Das Bundesinstitut für Arzneimittel und Medizinprodukte (BfArM) liste Alendronsäure-haltige Arzneimittel jedoch nicht als Engpass-Medikament auf, schreibt er weiter. Auch eine Information des BfArM, dass es zu einem längerfristigen Ausfall bei Alendronsäure-haltigen Arzneimitteln bei verschiedenen Herstellern kommt, liege derzeit nicht vor.

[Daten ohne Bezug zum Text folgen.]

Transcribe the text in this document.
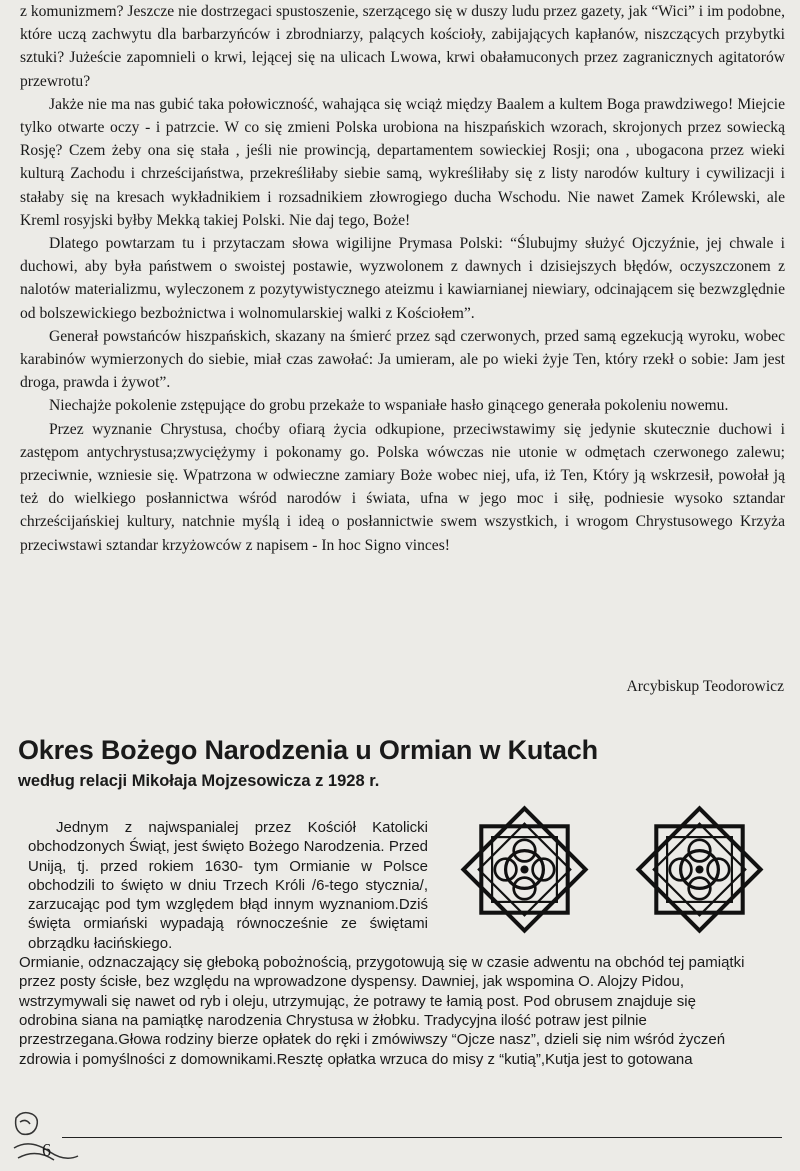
z komunizmem? Jeszcze nie dostrzegaci spustoszenie, szerzącego się w duszy ludu przez gazety, jak “Wici” i im podobne, które uczą zachwytu dla barbarzyńców i zbrodniarzy, palących kościoły, zabijających kapłanów, niszczących przybytki sztuki? Jużeście zapomnieli o krwi, lejącej się na ulicach Lwowa, krwi obałamuconych przez zagranicznych agitatorów przewrotu?

Jakże nie ma nas gubić taka połowiczność, wahająca się wciąż między Baalem a kultem Boga prawdziwego! Miejcie tylko otwarte oczy - i patrzcie. W co się zmieni Polska urobiona na hiszpańskich wzorach, skrojonych przez sowiecką Rosję? Czem żeby ona się stała , jeśli nie prowincją, departamentem sowieckiej Rosji; ona , ubogacona przez wieki kulturą Zachodu i chrześcijaństwa, przekreśliłaby siebie samą, wykreśliłaby się z listy narodów kultury i cywilizacji i stałaby się na kresach wykładnikiem i rozsadnikiem złowrogiego ducha Wschodu. Nie nawet Zamek Królewski, ale Kreml rosyjski byłby Mekką takiej Polski. Nie daj tego, Boże!

Dlatego powtarzam tu i przytaczam słowa wigilijne Prymasa Polski: “Ślubujmy służyć Ojczyźnie, jej chwale i duchowi, aby była państwem o swoistej postawie, wyzwolonem z dawnych i dzisiejszych błędów, oczyszczonem z nalotów materializmu, wyleczonem z pozytywistycznego ateizmu i kawiarnianej niewiary, odcinającem się bezwzględnie od bolszewickiego bezbożnictwa i wolnomularskiej walki z Kościołem”.

Generał powstańców hiszpańskich, skazany na śmierć przez sąd czerwonych, przed samą egzekucją wyroku, wobec karabinów wymierzonych do siebie, miał czas zawołać: Ja umieram, ale po wieki żyje Ten, który rzekł o sobie: Jam jest droga, prawda i żywot”.

Niechajże pokolenie zstępujące do grobu przekaże to wspaniałe hasło ginącego generała pokoleniu nowemu.

Przez wyznanie Chrystusa, choćby ofiarą życia odkupione, przeciwstawimy się jedynie skutecznie duchowi i zastępom antychrystusa;zwyciężymy i pokonamy go. Polska wówczas nie utonie w odmętach czerwonego zalewu; przeciwnie, wzniesie się. Wpatrzona w odwieczne zamiary Boże wobec niej, ufa, iż Ten, Który ją wskrzesił, powołał ją też do wielkiego posłannictwa wśród narodów i świata, ufna w jego moc i siłę, podniesie wysoko sztandar chrześcijańskiej kultury, natchnie myślą i ideą o posłannictwie swem wszystkich, i wrogom Chrystusowego Krzyża przeciwstawi sztandar krzyżowców z napisem - In hoc Signo vinces!

Arcybiskup Teodorowicz
Okres Bożego Narodzenia u Ormian w Kutach
według relacji Mikołaja Mojzesowicza z 1928 r.
Jednym z najwspanialej przez Kościół Katolicki obchodzonych Świąt, jest święto Bożego Narodzenia. Przed Uniją, tj. przed rokiem 1630- tym Ormianie w Polsce obchodzili to święto w dniu Trzech Króli /6-tego stycznia/, zarzucając pod tym względem błąd innym wyznaniom.Dziś święta ormiański wypadają równocześnie ze świętami obrządku łacińskiego.
Ormianie, odznaczający się głeboką pobożnością, przygotowują się w czasie adwentu na obchód tej pamiątki
przez posty ścisłe, bez względu na wprowadzone dyspensy. Dawniej, jak wspomina O. Alojzy Pidou,
wstrzymywali się nawet od ryb i oleju, utrzymując, że potrawy te łamią post. Pod obrusem znajduje się
odrobina siana na pamiątkę narodzenia Chrystusa w żłobku. Tradycyjna ilość potraw jest pilnie
przestrzegana.Głowa rodziny bierze opłatek do ręki i zmówiwszy “Ojcze nasz”, dzieli się nim wśród życzeń
zdrowia i pomyślności z domownikami.Resztę opłatka wrzuca do misy z “kutią”,Kutja jest to gotowana
6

Ministerium empfiehlt Versandapotheken

„Eine stichprobenhafte Recherche zur Verfügbarkeit von Alendronsäure-haltigen Arzneimitteln bei Versandapotheken hat ergeben, dass verschiede Arzneimittel einiger Hersteller derzeit nicht lieferbar sind. Allerdings haben alle aufgerufenen Versandapotheken (z.B. Medpex, Shop Apotheke, DocMorris) verschiedene Alendronsäure-haltige Arzneimittel als lieferfähig gelistet.“

Zur bestmöglichen Versorgung schlägt er zum einen vor, Wirkstoffverordnungen vorzunehmen oder auf der Verordnung einen generischen Austausch des verordneten Arzneimittels in der Apotheke nicht auszuschließen. „Sollten unter diesen Voraussetzungen die Verordnungen durch Apotheken vor Ort trotzdem nicht zeitnah beliefert werden können, könnte Ihrerseits auf Versandapotheken verwiesen werden, die das Arzneimittel als lieferfähig auf ihrer Internetseite ausweisen“, heißt es weiter.

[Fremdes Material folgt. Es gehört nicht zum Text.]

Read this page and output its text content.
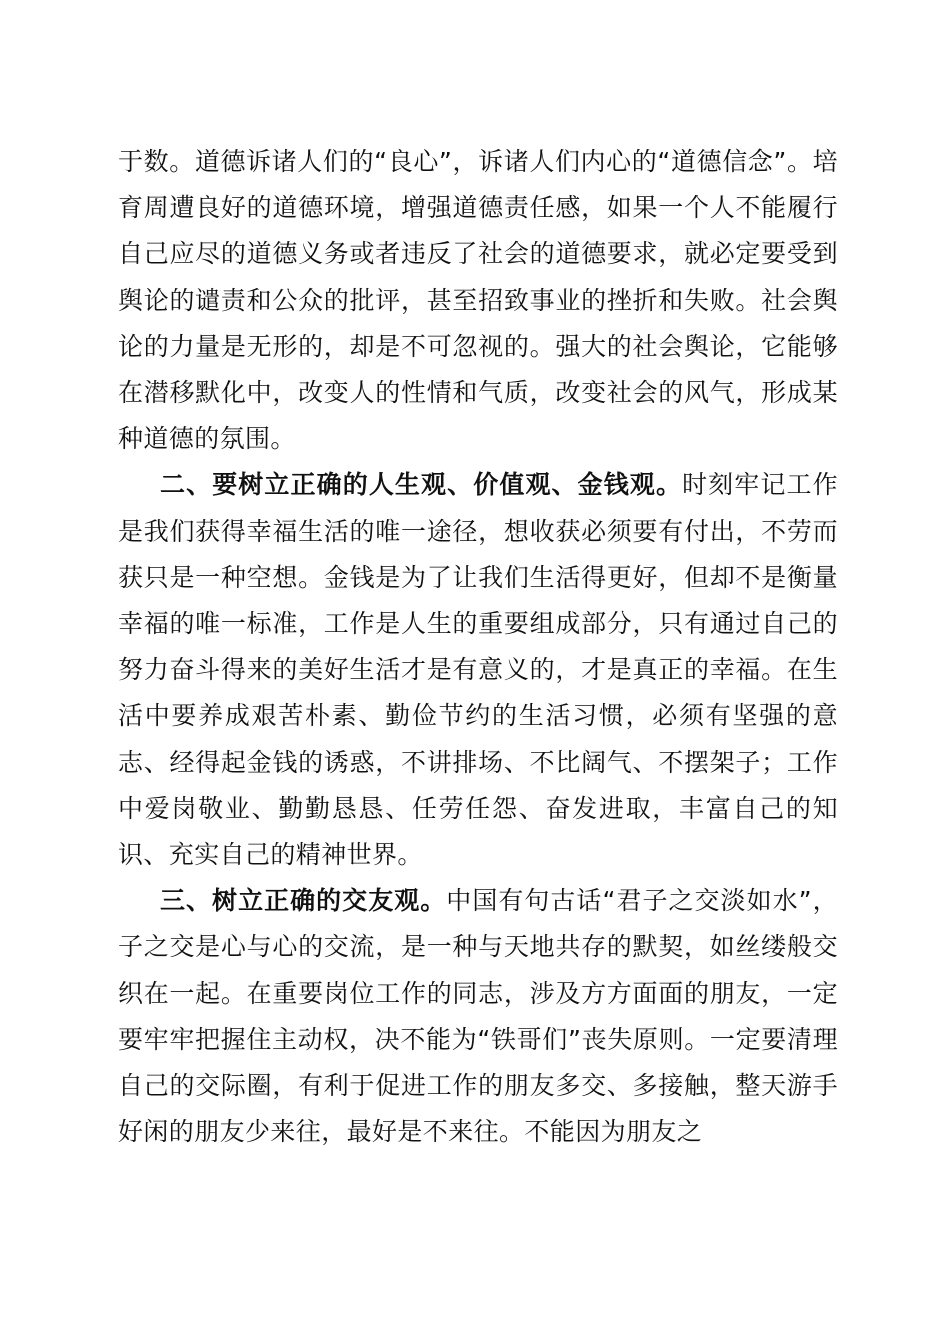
于数。道德诉诸人们的“良心”，诉诸人们内心的“道德信念”。培育周遭良好的道德环境，增强道德责任感，如果一个人不能履行自己应尽的道德义务或者违反了社会的道德要求，就必定要受到舆论的谴责和公众的批评，甚至招致事业的挫折和失败。社会舆论的力量是无形的，却是不可忽视的。强大的社会舆论，它能够在潜移默化中，改变人的性情和气质，改变社会的风气，形成某种道德的氛围。

二、要树立正确的人生观、价值观、金钱观。时刻牢记工作是我们获得幸福生活的唯一途径，想收获必须要有付出，不劳而获只是一种空想。金钱是为了让我们生活得更好，但却不是衡量幸福的唯一标准，工作是人生的重要组成部分，只有通过自己的努力奋斗得来的美好生活才是有意义的，才是真正的幸福。在生活中要养成艰苦朴素、勤俭节约的生活习惯，必须有坚强的意志、经得起金钱的诱惑，不讲排场、不比阔气、不摆架子；工作中爱岗敬业、勤勤恳恳、任劳任怨、奋发进取，丰富自己的知识、充实自己的精神世界。

三、树立正确的交友观。中国有句古话“君子之交淡如水”，子之交是心与心的交流，是一种与天地共存的默契，如丝缕般交织在一起。在重要岗位工作的同志，涉及方方面面的朋友，一定要牢牢把握住主动权，决不能为“铁哥们”丧失原则。一定要清理自己的交际圈，有利于促进工作的朋友多交、多接触，整天游手好闲的朋友少来往，最好是不来往。不能因为朋友之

Mortag ist mit der E-Mail des Ministeriums nicht zufrieden: „Das was er schreibt, ist eine pauschale Antwort.“ In der Praxis würden die Arbeitsbedingungen immer schlimmer. „Die Patienten rennen von Apotheke zu Apotheke und selbst online gibt es nicht viel. Ich schreibe jetzt Privatrezepte auf und schicke sie nach Polen. Sie hoffen dann, dass die Krankenkassen die Kosten von 30 bis 40 Euro für eine Quartalspackung erstatten.“ Die Versorgung werde sich mit Blick auf die Reformpläne von Bundesgesundheitsminister Karl Lauterbach (SPD) weiter verschlechtern: „Er will die ambulante Facharztschiene komplett abschaffen. In fünf Jahren gibt es hier das amerikanische Modell, das er haben will.“

Apotheker verärgert

In Apotheken sorgt die Antwort des Gesundheitsministeriums für Kopfschütteln. „Ich finde es eine Frechheit, zumal in Deutschland momentan vieles nicht lieferbar ist, was woanders lieferbar ist“, sagt Apotheker Enrico Martini aus Frankfurt. Er kennt Mortag und weiß um die Problematik. Wegen Zwangsrabatten sei der Markt in Deutschland „uninteressanter für Hersteller“, so der Inhaber der M-Apotheken. Als es beispielsweise im Sommer 2023 Antibiotikaengpässe besonders bei flüssigen Formen gegeben habe, habe man im Ausland Ware beziehen können.